Earlier this month, Florida Congresswoman Maria Salazar (R) introduced the Dignity Act of 2025, a bill that would allow millions of immigrants who are in the U.S. illegally to stay.
She says it does not provide a path to citizenship, but Republicans are split on the bill. The Federation for American Immigration Reform opposes it because they have always opposed amnesty legislation, but the Evangelical Immigration Table is endorsing it.
Dr. Richard Land, a former president of the Southern Baptist Convention's Ethics & Religious Liberty Commission, does not go that far, but he proposed some of the same policies a decade ago.

"Barrett Duke, a colleague of mine, and I wrote a long article in which we proposed forms for immigration that included some of the things that are in this bill – having to come forward and register and pay a fine and undergo a background check and go on probation for up to 13 years to see if they minded their P's and Q's," he notes.

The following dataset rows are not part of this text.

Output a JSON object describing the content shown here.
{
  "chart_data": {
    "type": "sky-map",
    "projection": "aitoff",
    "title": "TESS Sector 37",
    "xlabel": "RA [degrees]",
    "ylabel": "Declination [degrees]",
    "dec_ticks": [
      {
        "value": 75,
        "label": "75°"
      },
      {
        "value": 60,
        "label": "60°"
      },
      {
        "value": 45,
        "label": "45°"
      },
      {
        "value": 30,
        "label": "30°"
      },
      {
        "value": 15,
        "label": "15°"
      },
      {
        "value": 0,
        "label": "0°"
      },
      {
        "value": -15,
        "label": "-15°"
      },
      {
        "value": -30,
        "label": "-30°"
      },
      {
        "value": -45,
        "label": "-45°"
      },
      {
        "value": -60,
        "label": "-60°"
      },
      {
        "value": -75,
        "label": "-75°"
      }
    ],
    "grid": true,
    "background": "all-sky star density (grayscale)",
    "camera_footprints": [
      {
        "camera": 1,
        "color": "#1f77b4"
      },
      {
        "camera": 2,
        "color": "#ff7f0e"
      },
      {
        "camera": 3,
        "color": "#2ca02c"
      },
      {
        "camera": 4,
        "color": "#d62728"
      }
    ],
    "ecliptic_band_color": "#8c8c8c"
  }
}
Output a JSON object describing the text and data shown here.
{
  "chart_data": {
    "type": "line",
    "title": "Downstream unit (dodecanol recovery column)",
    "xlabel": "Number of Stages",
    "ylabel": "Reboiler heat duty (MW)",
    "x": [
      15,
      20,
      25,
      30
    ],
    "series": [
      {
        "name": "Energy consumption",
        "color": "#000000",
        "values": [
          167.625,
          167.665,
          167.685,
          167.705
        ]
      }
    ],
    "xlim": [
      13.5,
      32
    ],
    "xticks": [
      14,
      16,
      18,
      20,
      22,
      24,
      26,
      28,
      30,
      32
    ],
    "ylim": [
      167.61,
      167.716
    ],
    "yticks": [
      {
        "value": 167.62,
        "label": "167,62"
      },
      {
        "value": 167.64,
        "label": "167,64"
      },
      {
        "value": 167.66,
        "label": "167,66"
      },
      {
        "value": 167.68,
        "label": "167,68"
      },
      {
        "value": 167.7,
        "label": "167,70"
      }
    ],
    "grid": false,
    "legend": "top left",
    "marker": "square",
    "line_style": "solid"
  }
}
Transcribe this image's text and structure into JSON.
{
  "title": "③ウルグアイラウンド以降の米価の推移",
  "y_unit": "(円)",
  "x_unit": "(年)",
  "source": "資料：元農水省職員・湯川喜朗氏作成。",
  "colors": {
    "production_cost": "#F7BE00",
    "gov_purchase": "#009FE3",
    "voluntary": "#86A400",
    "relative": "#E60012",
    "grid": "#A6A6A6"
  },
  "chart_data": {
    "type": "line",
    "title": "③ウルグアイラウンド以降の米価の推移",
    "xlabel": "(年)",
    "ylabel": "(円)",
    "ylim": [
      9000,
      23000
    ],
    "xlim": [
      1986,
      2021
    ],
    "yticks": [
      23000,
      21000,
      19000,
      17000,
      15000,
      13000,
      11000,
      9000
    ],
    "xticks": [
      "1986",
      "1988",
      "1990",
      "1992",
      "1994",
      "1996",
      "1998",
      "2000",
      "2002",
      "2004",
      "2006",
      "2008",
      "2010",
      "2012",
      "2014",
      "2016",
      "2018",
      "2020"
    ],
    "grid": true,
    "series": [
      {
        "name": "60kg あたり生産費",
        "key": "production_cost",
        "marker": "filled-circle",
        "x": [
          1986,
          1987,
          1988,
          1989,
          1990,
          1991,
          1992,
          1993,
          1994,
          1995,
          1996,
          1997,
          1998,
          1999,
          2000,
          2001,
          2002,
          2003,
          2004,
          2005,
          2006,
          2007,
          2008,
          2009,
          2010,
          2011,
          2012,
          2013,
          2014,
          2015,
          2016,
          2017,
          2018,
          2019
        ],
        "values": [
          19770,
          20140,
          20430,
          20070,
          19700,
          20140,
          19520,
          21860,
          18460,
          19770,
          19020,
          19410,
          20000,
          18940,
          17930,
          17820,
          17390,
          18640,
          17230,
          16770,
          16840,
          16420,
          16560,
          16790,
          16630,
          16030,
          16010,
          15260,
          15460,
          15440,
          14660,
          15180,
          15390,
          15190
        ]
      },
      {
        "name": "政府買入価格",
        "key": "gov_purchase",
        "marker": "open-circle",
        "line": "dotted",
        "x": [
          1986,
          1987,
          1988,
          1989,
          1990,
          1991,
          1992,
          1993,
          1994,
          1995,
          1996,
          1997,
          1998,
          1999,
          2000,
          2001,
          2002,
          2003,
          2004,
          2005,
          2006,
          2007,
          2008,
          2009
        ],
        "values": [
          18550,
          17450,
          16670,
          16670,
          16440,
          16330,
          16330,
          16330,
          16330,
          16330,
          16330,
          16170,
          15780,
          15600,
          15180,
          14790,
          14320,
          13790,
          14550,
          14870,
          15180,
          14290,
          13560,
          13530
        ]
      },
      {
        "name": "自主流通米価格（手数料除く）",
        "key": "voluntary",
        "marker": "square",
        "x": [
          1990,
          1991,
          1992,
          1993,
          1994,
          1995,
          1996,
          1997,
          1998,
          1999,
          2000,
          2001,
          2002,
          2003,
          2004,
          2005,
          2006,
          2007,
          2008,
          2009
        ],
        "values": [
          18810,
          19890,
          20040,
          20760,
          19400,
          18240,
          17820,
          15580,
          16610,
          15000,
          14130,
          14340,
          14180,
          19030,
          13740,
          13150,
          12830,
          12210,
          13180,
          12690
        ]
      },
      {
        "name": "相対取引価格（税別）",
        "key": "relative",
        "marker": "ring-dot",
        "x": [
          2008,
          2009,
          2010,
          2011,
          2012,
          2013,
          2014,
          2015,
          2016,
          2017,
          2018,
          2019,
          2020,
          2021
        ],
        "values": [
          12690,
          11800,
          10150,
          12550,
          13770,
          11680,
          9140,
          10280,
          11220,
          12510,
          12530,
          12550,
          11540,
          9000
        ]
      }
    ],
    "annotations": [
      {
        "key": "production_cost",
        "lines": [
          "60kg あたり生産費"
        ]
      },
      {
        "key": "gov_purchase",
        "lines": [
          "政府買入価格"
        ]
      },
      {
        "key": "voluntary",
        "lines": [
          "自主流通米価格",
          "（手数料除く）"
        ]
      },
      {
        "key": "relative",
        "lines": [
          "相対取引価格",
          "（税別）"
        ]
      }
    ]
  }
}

He adds that Salazar's Dignity Act would be a non-starter for him apart from President Trump's border policies.
"President Trump has secured the border," says Land. "Until we have demonstrated that we're going to secure the border, nobody's going to agree to any kind of pathway to residence for those who came here illegally."
He believes the measure's proposals are a sensible compromise on the immigration issue.
"The reality is we're not going to deport 20 million people," he asserts. "Physically, we can only deport about a million a year."